The Correct Option is B

Step 1: Understanding the Concept:
We need to find the particular integral (\(y_p\)) for a second-order linear non-homogeneous differential equation. The equation can be written in operator form as \( (D^2+2D+1)y = e^{-x}\log x \), or \( (D+1)^2 y = e^{-x}\log x \). Since the right-hand side involves a logarithmic term, the method of variation of parameters or the operator shift theorem is suitable.
Step 2: Key Formula or Approach:
We will use the operator method. The particular integral is given by \( y_p = \frac{1}{(D+1)^2} e^{-x}\log x \). We use the shift theorem: \( \frac{1}{f(D)} e^{ax}V(x) = e^{ax} \frac{1}{f(D+a)}V(x) \). Here, \(a=-1\) and \(V(x)=\log x\).
Step 3: Detailed Explanation:
Applying the shift theorem: \[ y_p = e^{-x} \frac{1}{((D-1)+1)^2} \log x = e^{-x} \frac{1}{D^2} \log x \] The operator \( \frac{1}{D} \) represents integration. Therefore, \( \frac{1}{D^2} \) means we need to integrate \(\log x\) twice with respect to x.

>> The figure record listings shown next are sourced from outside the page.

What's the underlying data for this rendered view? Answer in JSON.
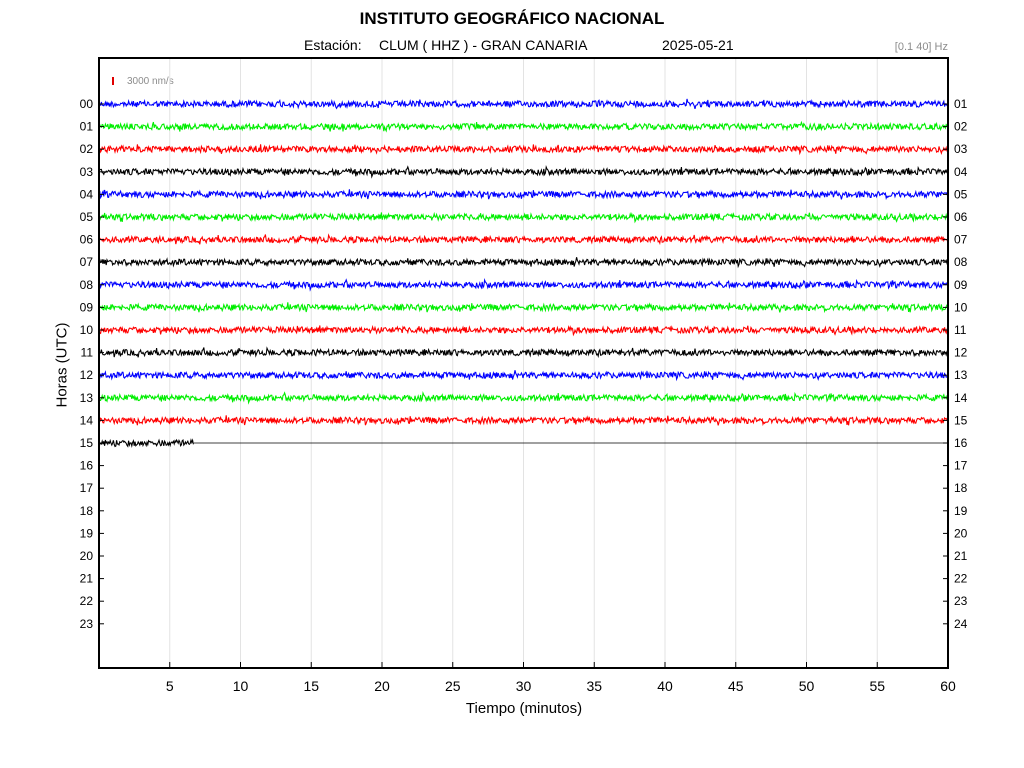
{
  "header": {
    "title": "INSTITUTO GEOGRÁFICO NACIONAL",
    "station_label": "Estación:",
    "station": "CLUM ( HHZ ) - GRAN CANARIA",
    "date": "2025-05-21",
    "filter": "[0.1 40] Hz",
    "scale": "3000 nm/s"
  },
  "chart_data": {
    "type": "line",
    "title": "INSTITUTO GEOGRÁFICO NACIONAL",
    "xlabel": "Tiempo (minutos)",
    "ylabel": "Horas (UTC)",
    "xlim": [
      0,
      60
    ],
    "x_ticks": [
      5,
      10,
      15,
      20,
      25,
      30,
      35,
      40,
      45,
      50,
      55,
      60
    ],
    "y_ticks_left": [
      "00",
      "01",
      "02",
      "03",
      "04",
      "05",
      "06",
      "07",
      "08",
      "09",
      "10",
      "11",
      "12",
      "13",
      "14",
      "15",
      "16",
      "17",
      "18",
      "19",
      "20",
      "21",
      "22",
      "23"
    ],
    "y_ticks_right": [
      "01",
      "02",
      "03",
      "04",
      "05",
      "06",
      "07",
      "08",
      "09",
      "10",
      "11",
      "12",
      "13",
      "14",
      "15",
      "16",
      "17",
      "18",
      "19",
      "20",
      "21",
      "22",
      "23",
      "24"
    ],
    "grid": "vertical",
    "trace_colors": [
      "#0000ff",
      "#00ee00",
      "#ff0000",
      "#000000"
    ],
    "series": [
      {
        "hour": "00",
        "end_minute": 60,
        "color": "#0000ff"
      },
      {
        "hour": "01",
        "end_minute": 60,
        "color": "#00ee00"
      },
      {
        "hour": "02",
        "end_minute": 60,
        "color": "#ff0000"
      },
      {
        "hour": "03",
        "end_minute": 60,
        "color": "#000000"
      },
      {
        "hour": "04",
        "end_minute": 60,
        "color": "#0000ff"
      },
      {
        "hour": "05",
        "end_minute": 60,
        "color": "#00ee00"
      },
      {
        "hour": "06",
        "end_minute": 60,
        "color": "#ff0000"
      },
      {
        "hour": "07",
        "end_minute": 60,
        "color": "#000000"
      },
      {
        "hour": "08",
        "end_minute": 60,
        "color": "#0000ff"
      },
      {
        "hour": "09",
        "end_minute": 60,
        "color": "#00ee00"
      },
      {
        "hour": "10",
        "end_minute": 60,
        "color": "#ff0000"
      },
      {
        "hour": "11",
        "end_minute": 60,
        "color": "#000000"
      },
      {
        "hour": "12",
        "end_minute": 60,
        "color": "#0000ff"
      },
      {
        "hour": "13",
        "end_minute": 60,
        "color": "#00ee00"
      },
      {
        "hour": "14",
        "end_minute": 60,
        "color": "#ff0000"
      },
      {
        "hour": "15",
        "end_minute": 6.7,
        "color": "#000000"
      }
    ]
  }
}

First Integration: We use integration by parts for \( \int \log x \, dx \): Let \(u=\log x\) and \(dv=dx\). Then \(du = \frac{1}{x}dx\) and \(v=x\). \[ \frac{1}{D}(\log x) = \int \log x \, dx = x\log x - \int x \cdot \frac{1}{x} dx = x\log x - \int 1 \, dx = x\log x - x \] Second Integration: \[ \frac{1}{D^2}(\log x) = \int (x\log x - x) \, dx = \int x\log x \, dx - \int x \, dx \] For \( \int x\log x \, dx \), we use integration by parts again: Let \(u=\log x\) and \(dv=x dx\). Then \(du = \frac{1}{x}dx\) and \(v=\frac{x^2}{2}\). \[ \int x\log x \, dx = (\log x)\frac{x^2}{2} - \int \frac{x^2}{2} \cdot \frac{1}{x} dx = \frac{x^2}{2}\log x - \int \frac{x}{2} dx = \frac{x^2}{2}\log x - \frac{x^2}{4} \] The second term is \( \int x \, dx = \frac{x^2}{2} \). Combining these: \[ \frac{1}{D^2}(\log x) = \left(\frac{x^2}{2}\log x - \frac{x^2}{4}\right) - \frac{x^2}{2} = \frac{x^2}{2}\log x - \frac{3x^2}{4} \] Now, we find \(y_p\): \[ y_p = e^{-x} \left( \frac{x^2}{2}\log x - \frac{3x^2}{4} \right) \] Comparing with the options: The derived solution is in its simplest form. The options are not. We must simplify the correct option to see if it matches our result. Let's simplify option (B): \[ \frac{x^2e^{-x}}{2}\left(\frac{1}{2}-\log_e x\right) + x^2e^{-x}(\log_e x - 1) \] \[ = \left(\frac{x^2e^{-x}}{4} - \frac{x^2e^{-x}}{2}\log x\right) + (x^2e^{-x}\log x - x^2e^{-x}) \] Group the terms: \[ = e^{-x}\left(\frac{x^2}{4} - x^2\right) + e^{-x}\log x\left(-\frac{x^2}{2} + x^2\right) \] \[ = e^{-x}\left(-\frac{3x^2}{4}\right) + e^{-x}\log x\left(\frac{x^2}{2}\right) \] \[ = e^{-x}\left(\frac{x^2}{2}\log x - \frac{3x^2}{4}\right) \] This matches our derived particular integral. Step 4: Final Answer:
The particular integral is given by option (B), which simplifies to the correctly derived expression.